Même si on n’est pas partisan de la déconnexion totale, il sera clairement moins chronophage de décider de moments préétablis dans la journée pour regarder ses mails. On favorise ainsi grandement la productivité. Cela suppose de fermer totalement votre logiciel de messagerie pour éviter la tentation ou de désactiver les notifications qui apparaissent habituellement en bas à droite de l’écran à chaque nouveau message reçu.

Et aussi d’admettre, comme le dit Barbara Meyer dans « Hyperconnectivité, on décroche ou pas ?« , que :

« l’expéditeur n’attend pas forcement de réponse dans les minutes qui suivent. Peut-être envoie t’il ce mail pour se libérer d’une tâche à laquelle il vient de penser avant de s’endormir »

 

3- Enlever les notifications sur son smartphone

Ca paraît basique mais parfois, on est un peu maso. On aime bien savoir qui a réagi en premier à notre post Facebook et si notre dernier article a généré des commentaires immédiats ou pas.

Pourtant, quand on parvient à se délivrer de ces appels impérieux, on réalise qu’en prenant connaissance des réactions de notre réseau seulement 2h après, on n’a rien perdu… et on a même gagné du temps de cerveau disponible pour faire autre chose !

En conclusion, évitez de sombrer dans la crainte permanente de rater quelque chose

C’est grisant, Internet. Le champ des possibles, les sources multiples d’informations et d’interactions. Parfois, quand on trouve une communauté dans laquelle on se sent bien, un media qui nous permet de suivre un sujet qui nous passionne, on peut glisser vers l’envie – totalement illusoire – de ne rien manquer. Il semblerait que ce syndrome ait un nom : FOMO. En anglais, « fear of missing out« . La crainte de rater quelque chose.

Mais personne ne peut être partout. Et savoir choisir où l’on veut vraiment être – c’est-à-dire ni « partout » ni forcément où sont les copains -, c’est un signe de bonne connaissance de soi. C’est aussi accepter, avec réalisme, que choisir implique d’abandonner certaines choses. Il y a toujours des milliers d’endroits où nous ne serons pas – je sais, c’est anxiogène. Mais pendant ce temps, on vit, tout simplement.

Pour aller plus loin sur la question du décrochage, je ne peux que vous conseiller cette excellente infographie. Elle aide plus globalement à trouver des solutions pour notre survie mentale à cette ère de la distraction et de la sollicitation permanentes.

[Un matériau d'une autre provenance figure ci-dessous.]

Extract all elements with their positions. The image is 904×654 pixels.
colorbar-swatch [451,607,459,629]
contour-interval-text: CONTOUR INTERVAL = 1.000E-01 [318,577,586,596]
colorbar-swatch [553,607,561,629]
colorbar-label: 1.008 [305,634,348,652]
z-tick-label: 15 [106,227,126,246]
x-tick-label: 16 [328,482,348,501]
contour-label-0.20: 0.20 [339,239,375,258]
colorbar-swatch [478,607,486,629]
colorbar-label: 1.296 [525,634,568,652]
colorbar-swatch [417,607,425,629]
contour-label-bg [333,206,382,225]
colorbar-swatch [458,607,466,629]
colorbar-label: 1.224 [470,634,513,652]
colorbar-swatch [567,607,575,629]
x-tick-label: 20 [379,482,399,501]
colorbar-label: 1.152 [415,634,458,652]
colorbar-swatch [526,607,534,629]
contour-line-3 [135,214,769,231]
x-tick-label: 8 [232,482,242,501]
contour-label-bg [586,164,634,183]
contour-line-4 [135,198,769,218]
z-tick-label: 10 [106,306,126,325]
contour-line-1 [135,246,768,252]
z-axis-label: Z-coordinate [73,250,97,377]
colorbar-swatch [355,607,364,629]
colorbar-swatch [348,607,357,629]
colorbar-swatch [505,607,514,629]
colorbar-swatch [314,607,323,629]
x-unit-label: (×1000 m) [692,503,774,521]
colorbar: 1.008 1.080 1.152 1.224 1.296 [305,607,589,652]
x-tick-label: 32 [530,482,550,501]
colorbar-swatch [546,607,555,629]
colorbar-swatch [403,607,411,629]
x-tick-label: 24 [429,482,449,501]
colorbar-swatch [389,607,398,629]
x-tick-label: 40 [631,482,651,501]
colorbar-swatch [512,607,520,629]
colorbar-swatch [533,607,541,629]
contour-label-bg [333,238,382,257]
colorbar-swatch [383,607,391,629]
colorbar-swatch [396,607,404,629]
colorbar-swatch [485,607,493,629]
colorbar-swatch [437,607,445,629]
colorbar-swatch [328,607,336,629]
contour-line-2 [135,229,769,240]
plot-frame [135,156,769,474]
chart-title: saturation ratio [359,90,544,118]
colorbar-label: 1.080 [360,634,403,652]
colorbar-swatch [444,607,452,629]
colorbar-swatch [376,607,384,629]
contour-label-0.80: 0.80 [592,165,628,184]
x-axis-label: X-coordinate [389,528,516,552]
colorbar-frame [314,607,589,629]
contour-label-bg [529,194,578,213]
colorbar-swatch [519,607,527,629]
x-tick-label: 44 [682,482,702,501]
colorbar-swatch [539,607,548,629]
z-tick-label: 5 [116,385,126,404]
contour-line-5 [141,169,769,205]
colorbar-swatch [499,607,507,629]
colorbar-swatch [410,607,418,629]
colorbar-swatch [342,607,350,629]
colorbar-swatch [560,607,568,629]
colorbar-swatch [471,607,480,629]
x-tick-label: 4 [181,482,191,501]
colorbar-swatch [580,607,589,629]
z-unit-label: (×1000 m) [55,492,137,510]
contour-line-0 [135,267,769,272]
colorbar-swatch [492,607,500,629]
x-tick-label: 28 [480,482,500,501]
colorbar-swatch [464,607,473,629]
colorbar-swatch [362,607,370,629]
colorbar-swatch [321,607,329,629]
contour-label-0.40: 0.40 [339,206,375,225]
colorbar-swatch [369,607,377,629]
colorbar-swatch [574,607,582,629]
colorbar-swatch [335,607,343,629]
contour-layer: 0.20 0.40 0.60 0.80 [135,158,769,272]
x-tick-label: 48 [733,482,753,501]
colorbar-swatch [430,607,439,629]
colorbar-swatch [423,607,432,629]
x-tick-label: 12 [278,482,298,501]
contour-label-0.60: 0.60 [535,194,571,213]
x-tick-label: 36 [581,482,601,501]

How to focus at the age of distraction

Infographie : « How to focus at the age of distraction » (cliquez pour agrandir)

 

Alors plutôt que chercher l’application qui nous rendra toujours plus performant – se connecter et répondre sur 4 réseaux sociaux à la fois – ou nous permettra de traiter nos emails le plus rapidement possible… reconnaissons qu’il n’existe pas d’appli pour nous autoriser à profiter de tout ce qui nous entoure, IRL*.